Syrie : 2016, l'année la plus effroyable pour les enfants

Les graves violations contre les enfants en Syrie ont atteint un niveau record en 2016 selon un sombre bilan de l’UNICEF sur l’impact du conflit sur les enfants, alors que la guerre dure depuis 6 ans.

Damas/Amman, 13 mars 2017 – Les cas vérifiés de meurtres, de mutilations et de recrutements d’enfants ont augmenté significativement l’année dernière dans un contexte d’escalade drastique de la violence dans tout le pays.

  • Au moins 652 enfants ont été tués – soit une augmentation de 20 % depuis 2015 – faisant de 2016 la pire année pour les enfants de Syrie depuis que la vérification formelle des incidents contre les enfants a débuté en 2014.
     
  • 255 enfants ont été tués dans ou à proximité d’une école.
     
  • Plus de 850 enfants ont été recrutés pour combattre dans le conflit, soit plus du double du nombre enregistré en 2015. Les enfants sont utilisés et recrutés pour se battre directement sur les lignes de front et assument des rôles de plus en plus liés aux combats, y compris, dans des cas extrêmes, ceux de bourreaux, kamikazes ou gardiens de prisons.
     
  • Il y a eu au moins 338 attaques contre des hôpitaux et du personnel médical .

 
« Le degré de souffrance est sans précédent. Des millions d’enfants en Syrie sont attaqués chaque jour, leur vie est complètement bouleversée », déclare depuis Homs, en Syrie, Geert Cappelaere, le Directeur régional de l’UNICEF pour le Moyen-Orient et l’Afrique du Nord. « Chaque enfant est marqué à vie, avec des conséquences terribles sur sa santé, son bien-être et son avenir. »

Des zones inaccessibles pour les humanitaires

Les difficultés d’accès à plusieurs zones de Syrie empêchent d’évaluer pleinement le niveau de souffrance des enfants et de fournir rapidement une assistance humanitaire aux filles et aux garçons les plus vulnérables.
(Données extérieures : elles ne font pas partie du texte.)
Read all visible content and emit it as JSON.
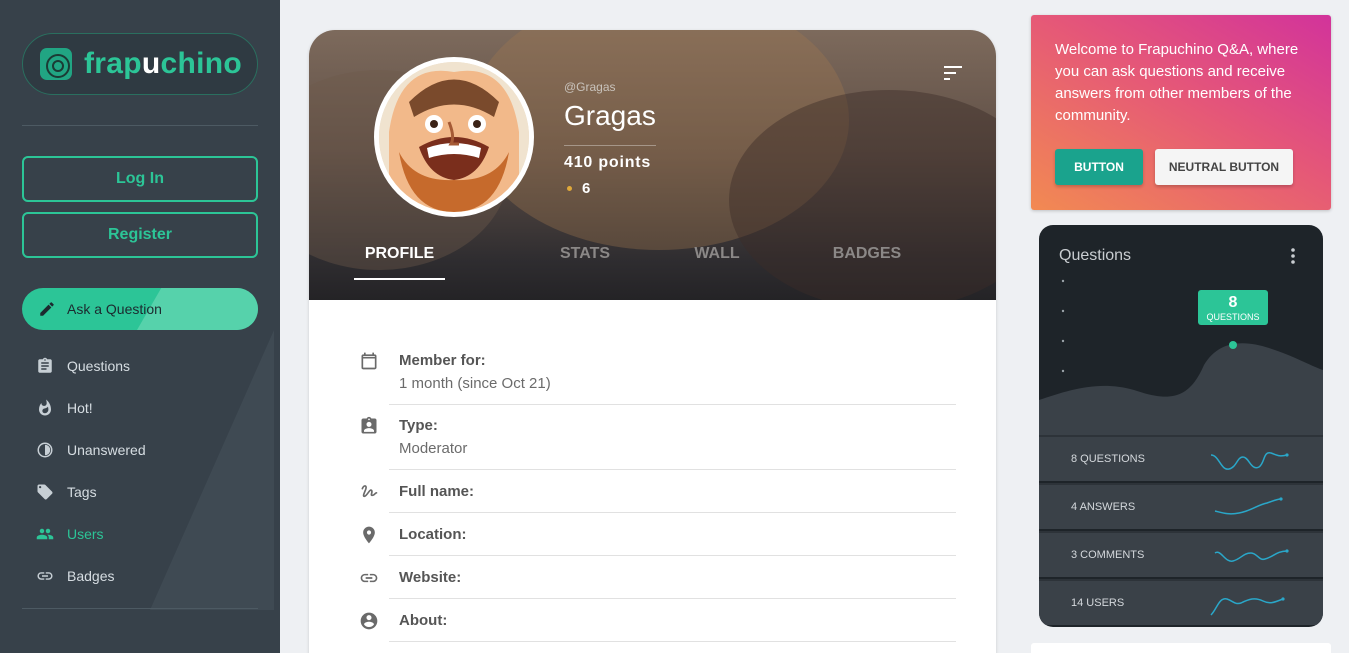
{
  "sidebar": {
    "logo": {
      "text_a": "frap",
      "text_u": "u",
      "text_b": "chino"
    },
    "login_label": "Log In",
    "register_label": "Register",
    "ask_label": "Ask a Question",
    "items": [
      {
        "label": "Questions",
        "icon": "clipboard-icon"
      },
      {
        "label": "Hot!",
        "icon": "flame-icon"
      },
      {
        "label": "Unanswered",
        "icon": "half-circle-icon"
      },
      {
        "label": "Tags",
        "icon": "tag-icon"
      },
      {
        "label": "Users",
        "icon": "users-icon",
        "active": true
      },
      {
        "label": "Badges",
        "icon": "link-icon"
      }
    ]
  },
  "profile": {
    "handle": "@Gragas",
    "name": "Gragas",
    "points": "410 points",
    "badges": "6",
    "tabs": [
      "PROFILE",
      "STATS",
      "WALL",
      "BADGES"
    ],
    "fields": [
      {
        "label": "Member for:",
        "value": "1 month (since Oct 21)",
        "icon": "calendar-icon"
      },
      {
        "label": "Type:",
        "value": "Moderator",
        "icon": "badge-id-icon"
      },
      {
        "label": "Full name:",
        "value": "",
        "icon": "signature-icon"
      },
      {
        "label": "Location:",
        "value": "",
        "icon": "location-pin-icon"
      },
      {
        "label": "Website:",
        "value": "",
        "icon": "link-icon"
      },
      {
        "label": "About:",
        "value": "",
        "icon": "account-circle-icon"
      }
    ]
  },
  "welcome": {
    "text": "Welcome to Frapuchino Q&A, where you can ask questions and receive answers from other members of the community.",
    "button_label": "BUTTON",
    "neutral_button_label": "NEUTRAL BUTTON"
  },
  "stats_widget": {
    "title": "Questions",
    "tooltip_value": "8",
    "tooltip_label": "QUESTIONS",
    "rows": [
      {
        "label": "8 QUESTIONS"
      },
      {
        "label": "4 ANSWERS"
      },
      {
        "label": "3 COMMENTS"
      },
      {
        "label": "14 USERS"
      }
    ]
  },
  "colors": {
    "accent": "#2cc597",
    "sidebar_bg": "#37414a",
    "stats_bg": "#1e2429",
    "sparkline": "#2aa7c9"
  }
}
Au-delà des bombes, des balles et des explosions, des enfants meurent en silence de maladies qui pourraient être facilement évitées. L’accès aux soins médicaux, à des produits essentiels et aux services élémentaires demeure compliqué.
 
Les enfants les plus vulnérables en Syrie sont les 2,8 millions qui vivent dans les zones difficiles d’accès, notamment les 280000 enfants vivant en zone assiégée, pratiquement coupés de l’aide humanitaire.
 
Après six ans de guerre, près de 6 millions d’enfants dépendent maintenant de l’aide humanitaire, un chiffre multiplié par douze depuis 2012. Des millions d’enfants sont déplacés, certains jusqu’à sept fois. Plus de 2,3 millions d’enfants sont maintenant réfugiés en Turquie, au Liban, en Jordanie, en Égypte et en Irak.
 
En Syrie et au-delà des frontières du pays, les mécanismes de survie s’affaiblissent et les familles prennent des décisions extrêmes pour survivre, poussant souvent les enfants à se marier ou à travailler. Dans plus des deux tiers des foyers, les enfants travaillent pour soutenir leur famille, certains dans des conditions terribles, même pour des adultes.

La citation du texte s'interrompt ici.